Unit owners may be separately assessed for condominium fees to account for the expenses for their maintenance and other services benefiting the common areas of their building, pursuant to Republic Act No. 4726, otherwise known as the Condominium Act.


Unpaid assessments, which comprise the owners’ fractional interest in these common areas, shall constitute a lien upon the concerned units once the condominium’s management causes notices of assessment to be registered with the Register of Deeds of the city or province where the condominium is located.


This lien shall be superior to all other liens subsequently registered, except real property liens or as otherwise provided in the condominium’s declaration of restrictions.


Whether a condominium corporation’s collections for these fees are subject to income and value-added taxes (VAT) has been addressed by the Supreme Court in Bureau of Internal Revenue v. First E-Bank Tower Condominium Corp.


In this case, respondent First E-Bank Tower Condominium Corp. (FEBTCC) filed before the Regional Trial Court (RTC) the instant petition for declaratory relief, seeking to declare as invalid the Bureau of Internal Revenue’s (BIR) Revenue Memorandum Circular (RMC) No. 65-2012.

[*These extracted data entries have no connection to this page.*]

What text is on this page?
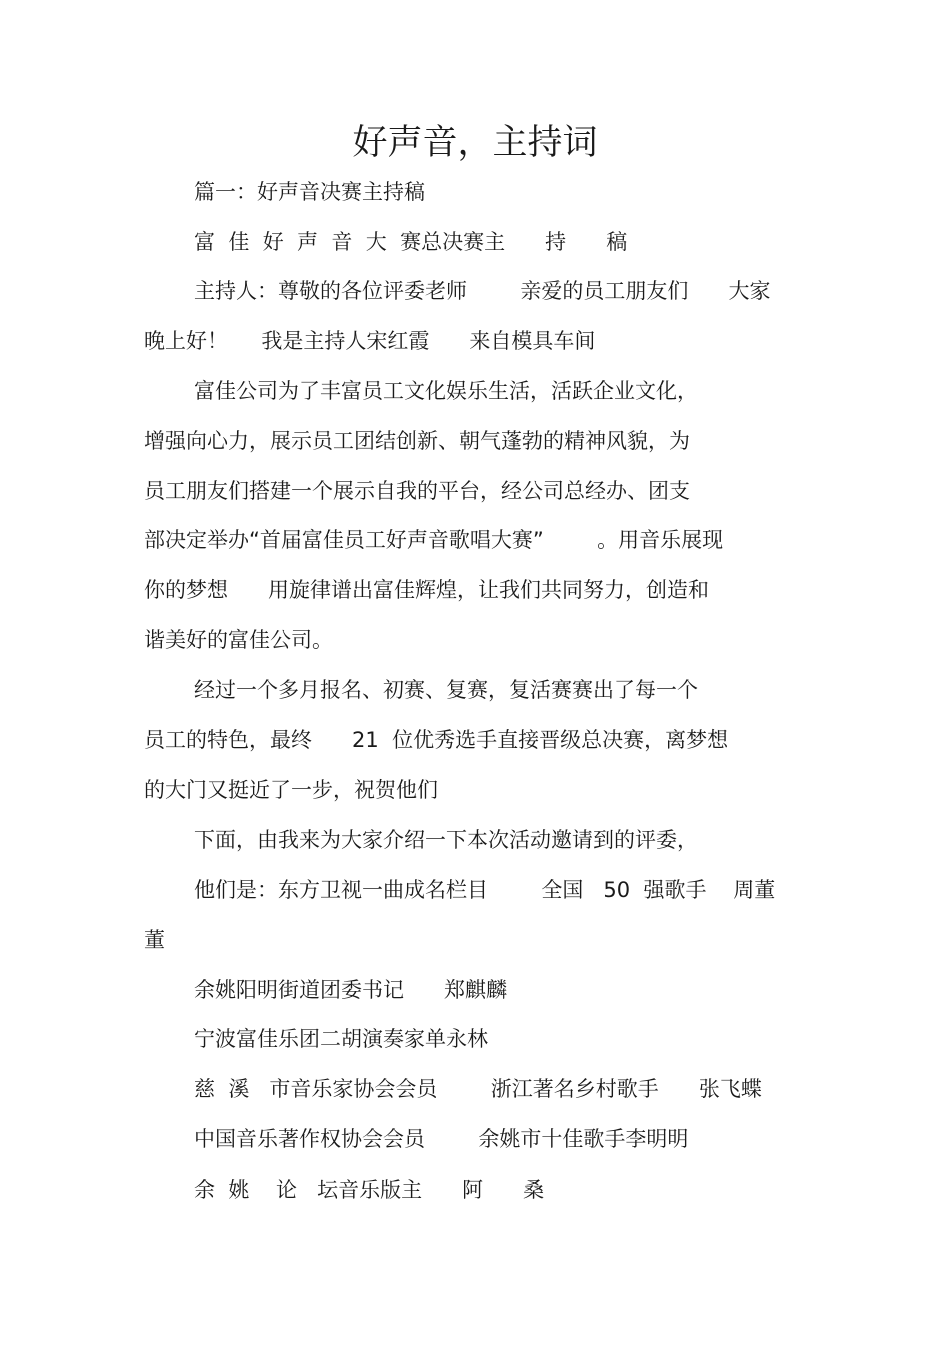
好声音，主持词
篇一：好声音决赛主持稿
富  佳  好  声  音  大  赛总决赛主      持      稿
主持人：尊敬的各位评委老师        亲爱的员工朋友们      大家
晚上好！     我是主持人宋红霞      来自模具车间
富佳公司为了丰富员工文化娱乐生活，活跃企业文化，
增强向心力，展示员工团结创新、朝气蓬勃的精神风貌，为
员工朋友们搭建一个展示自我的平台，经公司总经办、团支
部决定举办“首届富佳员工好声音歌唱大赛”        。用音乐展现
你的梦想      用旋律谱出富佳辉煌，让我们共同努力，创造和
谐美好的富佳公司。
经过一个多月报名、初赛、复赛，复活赛赛出了每一个
员工的特色，最终      21  位优秀选手直接晋级总决赛，离梦想
的大门又挺近了一步，祝贺他们
下面，由我来为大家介绍一下本次活动邀请到的评委，
他们是：东方卫视一曲成名栏目        全国   50  强歌手    周董
董
余姚阳明街道团委书记      郑麒麟
宁波富佳乐团二胡演奏家单永林
慈  溪   市音乐家协会会员        浙江著名乡村歌手      张飞蝶
中国音乐著作权协会会员        余姚市十佳歌手李明明
余  姚    论   坛音乐版主      阿      桑
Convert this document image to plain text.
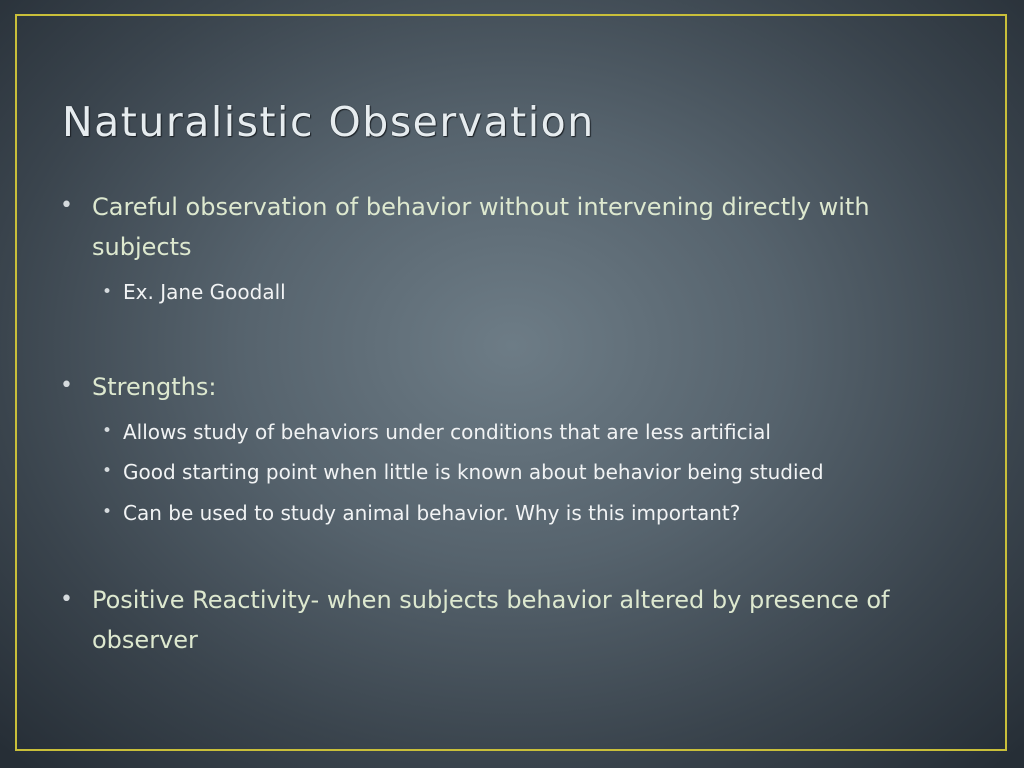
Naturalistic Observation
• Careful observation of behavior without intervening directly with subjects
• Ex. Jane Goodall
• Strengths:
• Allows study of behaviors under conditions that are less artificial
• Good starting point when little is known about behavior being studied
• Can be used to study animal behavior. Why is this important?
• Positive Reactivity- when subjects behavior altered by presence of observer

Under this RMC, association dues, membership fees, and other assessments or charges collected by condominium corporations shall form part of their gross income subject to income tax since they furnish their members with benefits, advantages, and privileges in return for such payments.

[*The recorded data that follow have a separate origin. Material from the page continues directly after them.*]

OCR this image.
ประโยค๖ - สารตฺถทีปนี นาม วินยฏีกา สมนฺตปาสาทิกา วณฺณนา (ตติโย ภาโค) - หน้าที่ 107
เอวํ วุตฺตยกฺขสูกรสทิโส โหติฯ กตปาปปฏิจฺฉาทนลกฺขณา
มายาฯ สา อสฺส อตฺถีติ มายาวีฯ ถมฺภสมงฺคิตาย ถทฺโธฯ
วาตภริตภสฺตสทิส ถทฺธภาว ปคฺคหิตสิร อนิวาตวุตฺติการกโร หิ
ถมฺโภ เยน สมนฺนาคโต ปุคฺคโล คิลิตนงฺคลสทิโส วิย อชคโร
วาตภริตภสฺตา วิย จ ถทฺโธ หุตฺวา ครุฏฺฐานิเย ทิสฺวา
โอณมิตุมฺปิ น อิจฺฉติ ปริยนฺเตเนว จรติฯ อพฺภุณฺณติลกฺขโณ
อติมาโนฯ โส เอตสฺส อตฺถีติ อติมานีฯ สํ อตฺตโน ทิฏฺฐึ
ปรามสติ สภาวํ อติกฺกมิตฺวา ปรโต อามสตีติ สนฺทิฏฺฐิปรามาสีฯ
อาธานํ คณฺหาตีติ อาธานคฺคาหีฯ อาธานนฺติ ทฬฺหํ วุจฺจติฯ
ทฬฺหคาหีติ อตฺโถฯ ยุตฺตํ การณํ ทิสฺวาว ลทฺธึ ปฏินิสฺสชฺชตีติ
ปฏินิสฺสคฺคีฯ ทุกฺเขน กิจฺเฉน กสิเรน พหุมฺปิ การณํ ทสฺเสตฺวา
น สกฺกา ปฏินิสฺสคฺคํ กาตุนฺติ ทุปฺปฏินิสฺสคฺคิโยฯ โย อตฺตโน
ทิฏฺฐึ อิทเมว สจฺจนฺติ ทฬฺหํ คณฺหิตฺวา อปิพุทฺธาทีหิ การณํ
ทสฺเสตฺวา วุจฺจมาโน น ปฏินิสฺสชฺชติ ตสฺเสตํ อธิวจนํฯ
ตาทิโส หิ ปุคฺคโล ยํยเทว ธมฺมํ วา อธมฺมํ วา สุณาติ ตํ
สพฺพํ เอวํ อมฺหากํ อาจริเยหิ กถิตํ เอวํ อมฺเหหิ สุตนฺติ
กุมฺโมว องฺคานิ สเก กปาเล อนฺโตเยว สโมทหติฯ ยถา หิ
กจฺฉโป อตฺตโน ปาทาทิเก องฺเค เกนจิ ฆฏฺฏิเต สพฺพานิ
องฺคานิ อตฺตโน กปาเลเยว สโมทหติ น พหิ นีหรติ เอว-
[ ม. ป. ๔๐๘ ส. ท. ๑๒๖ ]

These collections are likewise subject to VAT since they constitute compensation for services rendered by these corporations in the course of their trade or business. This rule purportedly applies even when the corporation is non-stock and non-profit, such that it receives payments on a reimbursement-of-cost basis.


In its petition, FEBTCC alleged that RMC No. 65-2012 was burdensome since it effectively imposed taxes on the unit owners’ money exclusively used for the maintenance and preservation of their condominium building and its premises.

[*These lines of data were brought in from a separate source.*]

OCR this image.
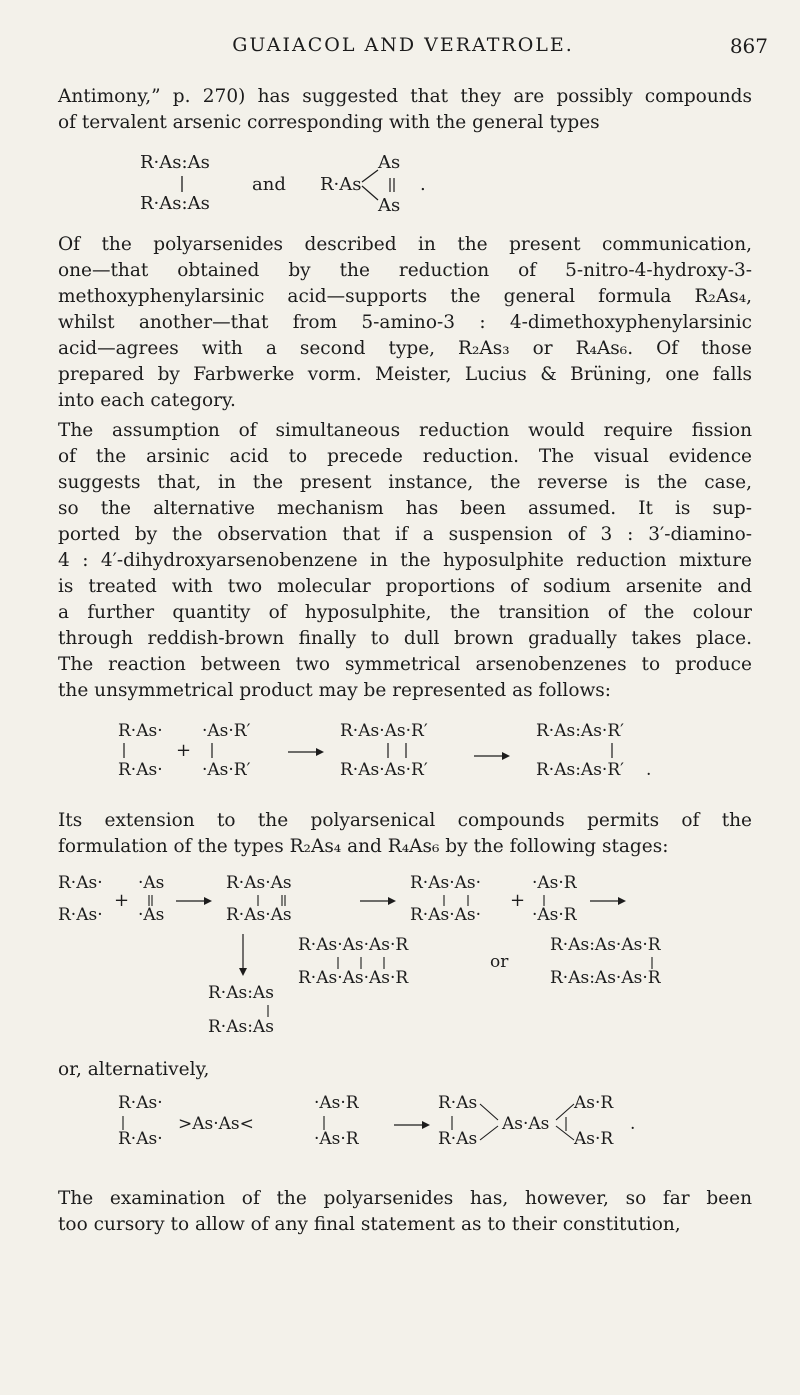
GUAIACOL AND VERATROLE.	867
Antimony,” p. 270) has suggested that they are possibly compounds
of tervalent arsenic corresponding with the general types
R·As:As
R·As:As
and R·As
As
As
.
Of the polyarsenides described in the present communication,
one—that obtained by the reduction of 5-nitro-4-hydroxy-3-
methoxyphenylarsinic acid—supports the general formula R₂As₄,
whilst another—that from 5-amino-3 : 4-dimethoxyphenylarsinic
acid—agrees with a second type, R₂As₃ or R₄As₆. Of those
prepared by Farbwerke vorm. Meister, Lucius & Brüning, one falls
into each category.
The assumption of simultaneous reduction would require fission
of the arsinic acid to precede reduction. The visual evidence
suggests that, in the present instance, the reverse is the case,
so the alternative mechanism has been assumed. It is sup-
ported by the observation that if a suspension of 3 : 3′-diamino-
4 : 4′-dihydroxyarsenobenzene in the hyposulphite reduction mixture
is treated with two molecular proportions of sodium arsenite and
a further quantity of hyposulphite, the transition of the colour
through reddish-brown finally to dull brown gradually takes place.
The reaction between two symmetrical arsenobenzenes to produce
the unsymmetrical product may be represented as follows:
R·As·
R·As·
+
·As·R′
·As·R′
R·As·As·R′
R·As·As·R′
R·As:As·R′
R·As:As·R′ .
Its extension to the polyarsenical compounds permits of the
formulation of the types R₂As₄ and R₄As₆ by the following stages:
R·As·
R·As·
+
·As
·As
R·As·As
R·As·As
R·As·As·
R·As·As·
+
·As·R
·As·R
R·As·As·As·R
R·As·As·As·R
or
R·As:As·As·R
R·As:As·As·R
R·As:As
R·As:As
or, alternatively,
R·As·
R·As·
>As·As<
·As·R
·As·R
R·As
R·As
As·As
As·R
As·R
.
The examination of the polyarsenides has, however, so far been
too cursory to allow of any final statement as to their constitution,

Meanwhile, the BIR argued that the instant petition should be dismissed since the Secretary of Finance, and not the RTC, had primary jurisdiction over the issue raised.


In its ruling, the RTC held that FEBTCC correctly resorted to filing a petition for declaratory relief. It further held that RMC No. 65-2012 was invalid because it supposedly expanded the law, created an additional tax burden on condominium corporations, and was issued without the requisite notice and hearing.


Meanwhile, the Court of Appeals dismissed the appeals filed by both parties since the Court of Tax Appeals has exclusive jurisdiction over the subject matter of the case.


The Supreme Court reversed and set aside the Court of Appeals’ findings and affirmed those made by the RTC. It held at the outset that while FEBTCC’s petition improperly seeks declaratory relief, it may still be treated as one for prohibition since it has far-reaching implications and raises issues that must be resolved for the public good.


To be sure, the taxability of contributions by unit owners solely intended for the maintenance of the common areas of their condominium buildings is imbued with public interest.


Moreover, the Supreme Court declared RMC No. 65-2012 to be invalid since the said dues and other charges collected by condominium corporations are not subject to income tax and VAT. In collecting these amounts, these corporations do not intend to obtain profit, but seek to effectively oversee, maintain, or improve the common areas, as well as their governance.


Profits realized from the “appreciative living values” of units caused by upkeep of the building’s common areas accrue to their owners, and not the corporations.


Meanwhile, these collections are not subject to VAT since in making these collections, condominium corporations merely manage and preserve the common areas for the benefit of the unit owners. They do not do so in the regular conduct or pursuit of a commercial or an economic activity.


These collections do not likewise constitute compensation for services provided to the unit owners since the collected fees and charges comprise a pool from which the corporations must draw funds to bear the costs for maintenance, repair, improvement, reconstruction expenses, and other administrative expenses.